There are precedents for both Congress and the executive branch reducing the barriers to international trade in drugs and medical devices. For example, the FDA Export Reform and Enhancement Act of 1996 substantially reduced many of the regulatory obstacles previously associated with exporting unapproved drug, biologics, and device products from the United States to countries where they are approved. Indeed, the law recognizes a group of countries that have medical-product regulatory agencies comparable to the FDA. In addition, the United States has sought greater regulatory efficiency through numerous international agreements such as NAFTA, the recently concluded Trans Pacific Partnership talks, and the ongoing Transatlantic Trade and Investment Partnership.
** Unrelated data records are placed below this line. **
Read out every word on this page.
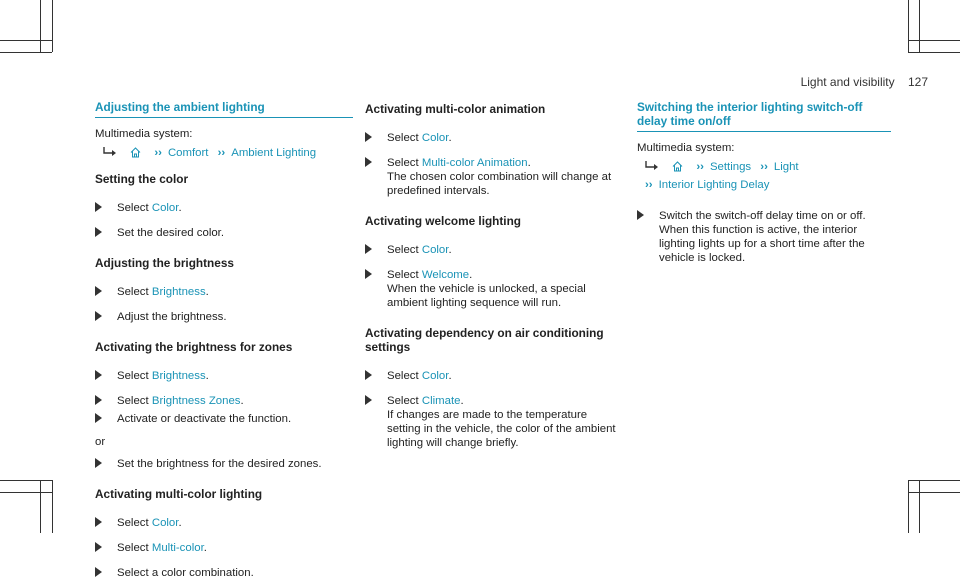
Light and visibility 127
Adjusting the ambient lighting
Multimedia system:
›› Comfort ›› Ambient Lighting
Setting the color
Select Color.
Set the desired color.
Adjusting the brightness
Select Brightness.
Adjust the brightness.
Activating the brightness for zones
Select Brightness.
Select Brightness Zones.
Activate or deactivate the function.
or
Set the brightness for the desired zones.
Activating multi-color lighting
Select Color.
Select Multi-color.
Select a color combination.
Activating multi-color animation
Select Color.
Select Multi-color Animation.
The chosen color combination will change at predefined intervals.
Activating welcome lighting
Select Color.
Select Welcome.
When the vehicle is unlocked, a special ambient lighting sequence will run.
Activating dependency on air conditioning settings
Select Color.
Select Climate.
If changes are made to the temperature setting in the vehicle, the color of the ambient lighting will change briefly.
Switching the interior lighting switch-off delay time on/off
Multimedia system:
›› Settings ›› Light
›› Interior Lighting Delay
Switch the switch-off delay time on or off.
When this function is active, the interior lighting lights up for a short time after the vehicle is locked.
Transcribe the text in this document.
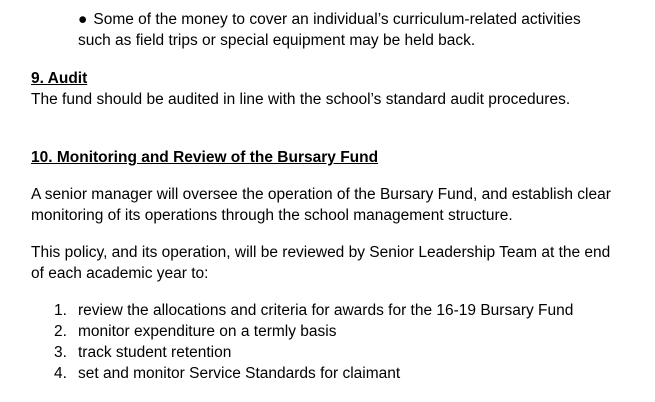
● Some of the money to cover an individual’s curriculum-related activities
such as field trips or special equipment may be held back.
9. Audit
The fund should be audited in line with the school’s standard audit procedures.
10. Monitoring and Review of the Bursary Fund
A senior manager will oversee the operation of the Bursary Fund, and establish clear
monitoring of its operations through the school management structure.
This policy, and its operation, will be reviewed by Senior Leadership Team at the end
of each academic year to:
1. review the allocations and criteria for awards for the 16-19 Bursary Fund
2. monitor expenditure on a termly basis
3. track student retention
4. set and monitor Service Standards for claimant
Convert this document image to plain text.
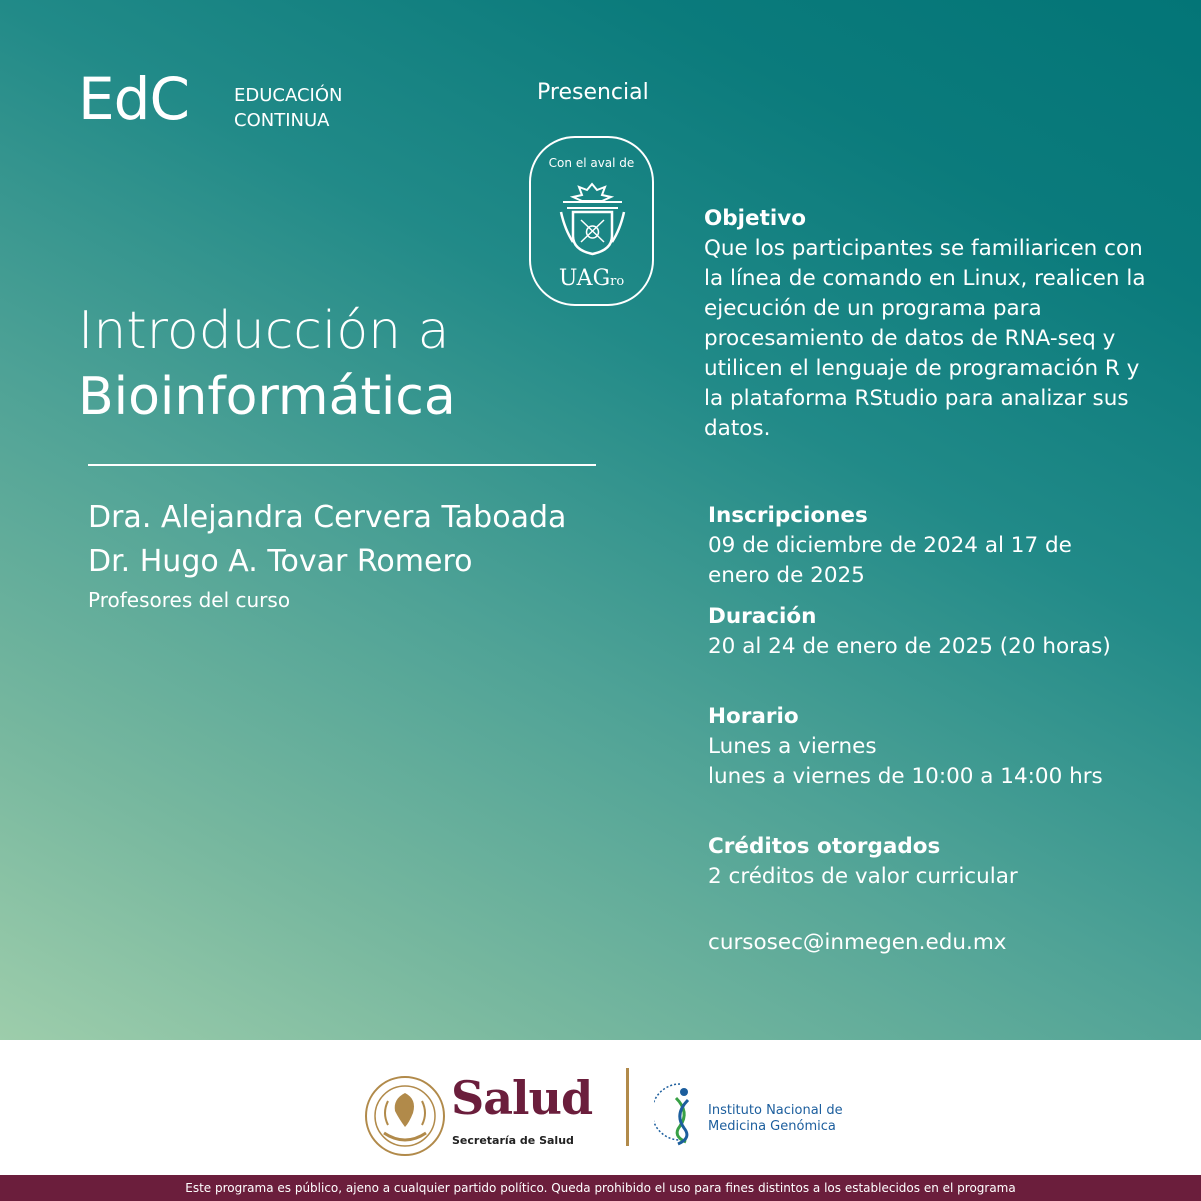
EdC	EDUCACIÓN
CONTINUA
Presencial
Con el aval de
UAGro
Introducción a
Bioinformática
Dra. Alejandra Cervera Taboada
Dr. Hugo A. Tovar Romero
Profesores del curso
Objetivo
Que los participantes se familiaricen con la línea de comando en Linux, realicen la ejecución de un programa para procesamiento de datos de RNA-seq y utilicen el lenguaje de programación R y la plataforma RStudio para analizar sus datos.
Inscripciones
09 de diciembre de 2024 al 17 de enero de 2025
Duración
20 al 24 de enero de 2025 (20 horas)
Horario
Lunes a viernes
lunes a viernes de 10:00 a 14:00 hrs
Créditos otorgados
2 créditos de valor curricular
cursosec@inmegen.edu.mx
Salud
Secretaría de Salud
Instituto Nacional de
Medicina Genómica
Este programa es público, ajeno a cualquier partido político. Queda prohibido el uso para fines distintos a los establecidos en el programa
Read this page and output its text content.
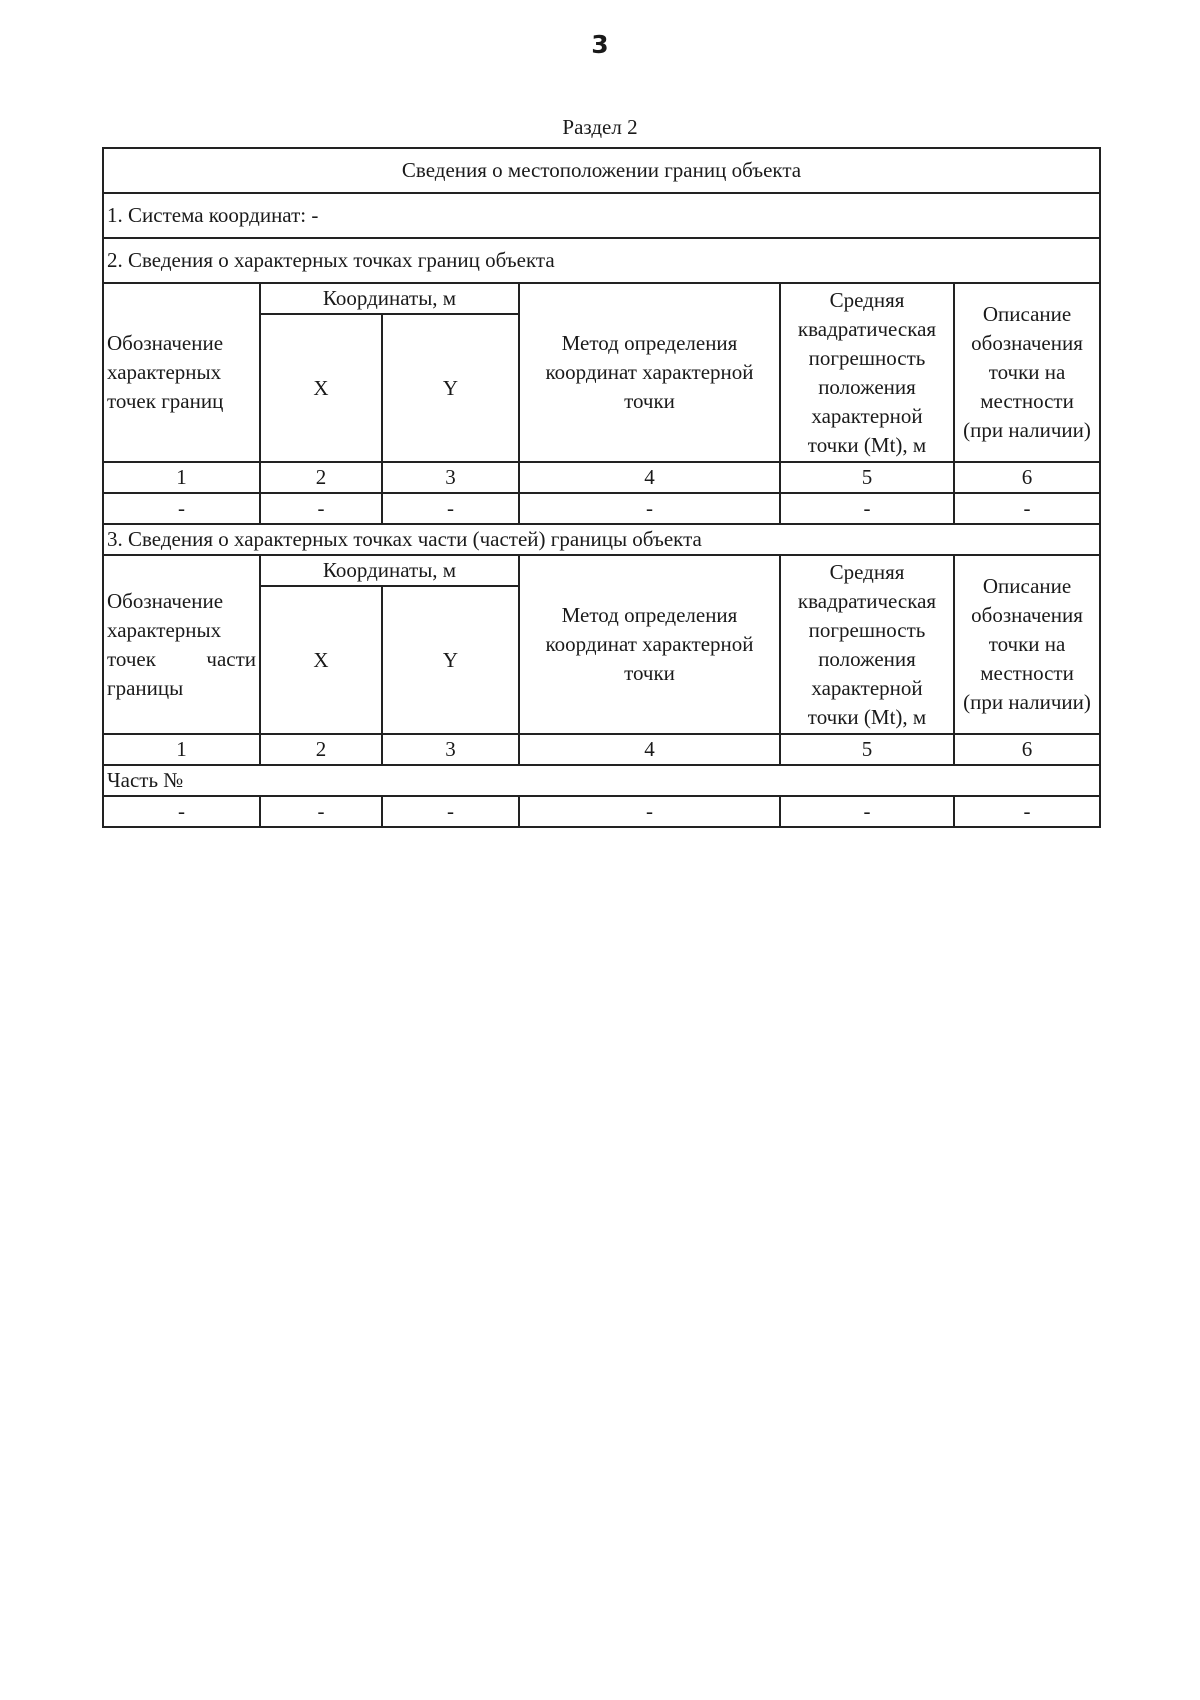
3
Раздел 2
Сведения о местоположении границ объекта					
1. Система координат: -					
2. Сведения о характерных точках границ объекта					
Обозначение характерных точек границ	Координаты, м		Метод определения координат характерной точки	Средняя квадратическая погрешность положения характерной точки (Mt), м	Описание обозначения точки на местности (при наличии)
	X	Y			
1	2	3	4	5	6
-	-	-	-	-	-
3. Сведения о характерных точках части (частей) границы объекта					
Обозначение характерных точек части границы	Координаты, м		Метод определения координат характерной точки	Средняя квадратическая погрешность положения характерной точки (Mt), м	Описание обозначения точки на местности (при наличии)
	X	Y			
1	2	3	4	5	6
Часть №					
-	-	-	-	-	-
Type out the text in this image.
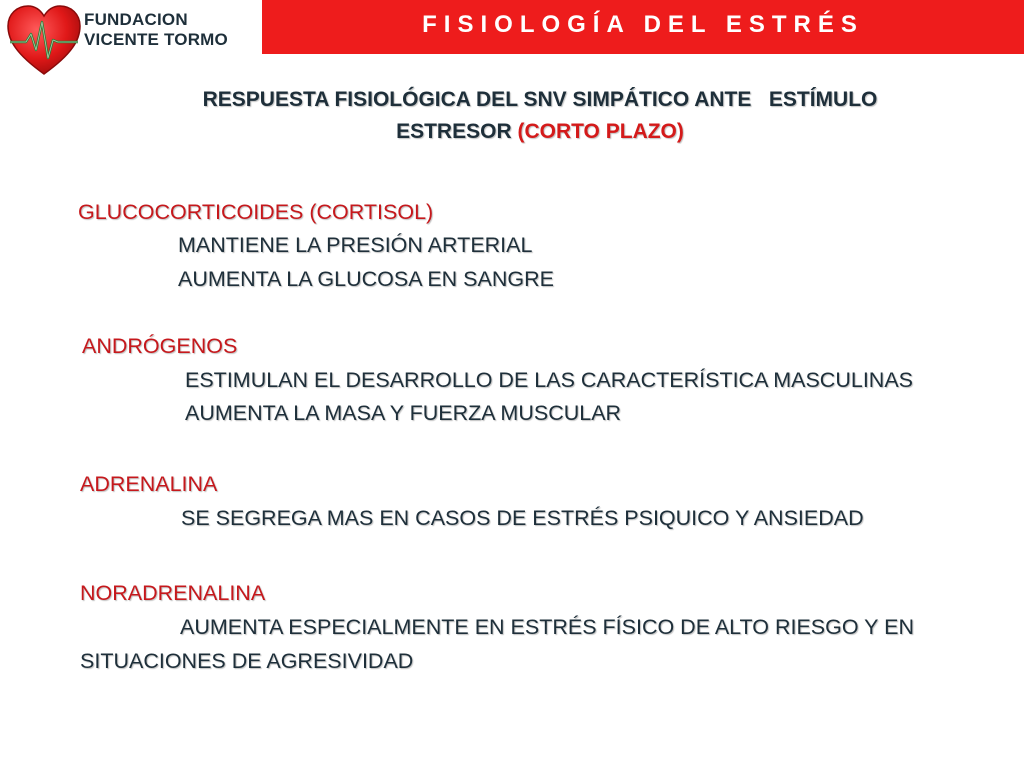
FUNDACION
VICENTE TORMO
FISIOLOGÍA DEL ESTRÉS
RESPUESTA FISIOLÓGICA DEL SNV SIMPÁTICO ANTE   ESTÍMULO
ESTRESOR (CORTO PLAZO)
GLUCOCORTICOIDES (CORTISOL)
MANTIENE LA PRESIÓN ARTERIAL
AUMENTA LA GLUCOSA EN SANGRE
ANDRÓGENOS
ESTIMULAN EL DESARROLLO DE LAS CARACTERÍSTICA MASCULINAS
AUMENTA LA MASA Y FUERZA MUSCULAR
ADRENALINA
SE SEGREGA MAS EN CASOS DE ESTRÉS PSIQUICO Y ANSIEDAD
NORADRENALINA
AUMENTA ESPECIALMENTE EN ESTRÉS FÍSICO DE ALTO RIESGO Y EN
SITUACIONES DE AGRESIVIDAD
The benefits of reciprocity would not be limited to the United States. Other nations with comparable drug and medical-device regulatory regimes would also achieve increased efficiency because reciprocity would accelerate marketing approval in their respective countries. Not only would their patients benefit from increased product availability, but increased world-wide competition among drugmakers would place downward pressure on prices.
The bottom line is that we need more competition — not more regulation — and reciprocity of medical-product regulatory decisions would be an important advance. Congress should mandate it, encourage other governments to participate, and take a pass on proposals for ever more intrusive government involvement in drug research, development, and pricing.
— Henry I. Miller, a physician and molecular biologist, is the Robert Wesson Fellow in Scientific Philosophy and Public Policy at Stanford University’s Hoover Institution. He was the founding director of the FDA’s Office of Biotechnology. John J. Cohrssen is an attorney who has served in a number of government posts in the executive and legislative branches of the federal government, including as counsel to the White House Biotechnology Working Group, associate director of the President’s Council on Competitiveness, and counsel for the House Energy and Commerce Committee.